Political conventions are vulgar, stupid, boring — and fascinating
In a few days, a few thousand good Americans will meet in Cleveland and Philadelphia to pick the Republican and Democratic nominees for president.
Many of their fellow citizens will watch their work with a mix of amusement and disgust. This curious American spectacle — the national political convention — has confounded observers for decades.
“There is something about a national convention that makes it as fascinating as a revival or a hanging,” legendary columnist H.L. Mencken wrote in 1924.
“It is vulgar, it is ugly, it is stupid, it is tedious,” he observed. “One sits through long sessions wishing all the delegates and alternates were dead and in hell — and then suddenly there comes a show so gaudy and hilarious, so melodramatic and obscene, so unimaginably exhilarating and preposterous that one lives a gorgeous year in an hour.”
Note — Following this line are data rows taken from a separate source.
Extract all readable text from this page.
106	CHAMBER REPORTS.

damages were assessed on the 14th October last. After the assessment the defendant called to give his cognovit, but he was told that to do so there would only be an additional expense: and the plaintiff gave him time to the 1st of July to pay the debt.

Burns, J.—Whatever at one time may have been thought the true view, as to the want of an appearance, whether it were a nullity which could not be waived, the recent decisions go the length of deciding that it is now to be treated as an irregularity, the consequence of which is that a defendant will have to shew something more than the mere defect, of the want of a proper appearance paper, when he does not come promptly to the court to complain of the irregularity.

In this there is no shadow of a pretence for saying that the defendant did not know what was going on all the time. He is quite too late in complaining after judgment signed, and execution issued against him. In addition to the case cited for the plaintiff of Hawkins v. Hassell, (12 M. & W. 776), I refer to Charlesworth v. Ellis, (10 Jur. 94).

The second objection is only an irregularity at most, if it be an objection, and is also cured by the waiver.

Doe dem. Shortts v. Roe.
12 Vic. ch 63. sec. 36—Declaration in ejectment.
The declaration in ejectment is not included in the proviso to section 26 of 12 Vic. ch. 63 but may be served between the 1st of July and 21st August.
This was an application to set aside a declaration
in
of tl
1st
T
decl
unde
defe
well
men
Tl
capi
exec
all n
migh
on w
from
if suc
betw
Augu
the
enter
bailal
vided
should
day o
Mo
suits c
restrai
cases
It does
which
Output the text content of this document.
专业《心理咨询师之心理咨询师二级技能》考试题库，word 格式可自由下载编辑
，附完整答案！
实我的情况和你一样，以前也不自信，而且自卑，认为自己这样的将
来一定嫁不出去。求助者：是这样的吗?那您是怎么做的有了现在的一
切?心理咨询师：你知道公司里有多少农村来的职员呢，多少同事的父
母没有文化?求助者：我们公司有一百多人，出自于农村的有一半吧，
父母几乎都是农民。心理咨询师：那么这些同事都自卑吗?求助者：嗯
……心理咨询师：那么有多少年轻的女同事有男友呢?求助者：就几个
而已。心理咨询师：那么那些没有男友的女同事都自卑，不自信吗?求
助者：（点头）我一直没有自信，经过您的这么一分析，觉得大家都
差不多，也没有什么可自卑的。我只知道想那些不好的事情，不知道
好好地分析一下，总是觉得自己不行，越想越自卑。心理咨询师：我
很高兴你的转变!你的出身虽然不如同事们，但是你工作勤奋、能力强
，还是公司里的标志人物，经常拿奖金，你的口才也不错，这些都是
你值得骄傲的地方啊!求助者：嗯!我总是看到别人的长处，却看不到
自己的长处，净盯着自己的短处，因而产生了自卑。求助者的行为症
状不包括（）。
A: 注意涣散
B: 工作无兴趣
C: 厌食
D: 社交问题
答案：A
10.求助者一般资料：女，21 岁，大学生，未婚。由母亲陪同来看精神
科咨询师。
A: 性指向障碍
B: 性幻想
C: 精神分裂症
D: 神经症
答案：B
Anyone who studies conventions eventually finds Mencken’s column. And then notes, sadly, that modern conventions are even less exciting than they were when Mencken hammered out his stories on a manual typewriter in a stuffy press room, near a stuffier convention hall.
Yet political conventions are still fascinating, and essential.
They’re now pageants, of course. But judged by that standard, they can be thrilling. Sen. Barack Obama’s 2004 convention speech, for example, in Boston, paved the way for his 2008 presidential campaign. Ronald Reagan invented the modern Republican Party with a convention speech in Kansas City in 1976.
The 1968 riots at the Democratic National Convention in Chicago remain a cultural touchstone from that calamitous year.
Conventions can also damage careers, and campaigns. Bill Clinton’s 1988 convention speech was so long and boring he went on late-night TV just a few days later to joke about it. John Kerry’s goofy “reporting for duty” salute in 2004 may have doomed his campaign against President George W. Bush. Dan Quayle never recovered from his stumbling answers to questions in New Orleans, hours after George H.W. Bush put him on the 1988 ticket.
Conventions matter because politics matter. Despite the silly hats and sometimes intense tedium, conventions provide an opportunity for ordinary Americans, every four years, to argue over the country’s future — and to tell the rest of us how they plan to make the union more perfect. That’s a pretty important job.
I’ve covered 13 national political conventions, starting in Detroit in 1980 when Reagan won the GOP nomination. Sure, some were more compelling than others, but all have had at least one moment of unexpected drama — a speech, a vice presidential pick, a surprise appearance.
Clinton’s renomination in 1996 was a Chicago snoozefest. On the final day, his campaign adviser quit after stories surfaced about an alleged toe-sucking incident with a high-priced escort. A story!
Somewhere, Mencken was smiling.
For this special section, I reviewed the conventions of the two major parties over the last 100 years. I picked the most interesting convention in each decade — 10 in all — then ranked them, for drama, importance, interest. I used books, newspaper accounts, videos, oral histories and my own reporting as sources for the stories on each convention.
A few themes emerged. The way presidential candidates pick their running mates is confusing and haphazard. Well-planned conventions can still run off the rails. And the best candidates can use their conventions to inspire supporters, giving them momentum for the general election campaign ahead.
In a few days, I’m off to Cleveland for the Republican convention, then I’ll head to Philadelphia for the Democratic convention. I’ll take a computer, a cellphone, a video camera — tools Mencken would not have recognized. We’ll be blogging, tweeting and writing about what we see and hear.
Republicans and Democrats will accuse each other of heartless perfidy, illegality, ignorance. Bands will play. Balloons will fall. It will be vulgar, boring, tedious.
It will also be exhilarating. Americans are picking a new president, and there’s nothing boring about that.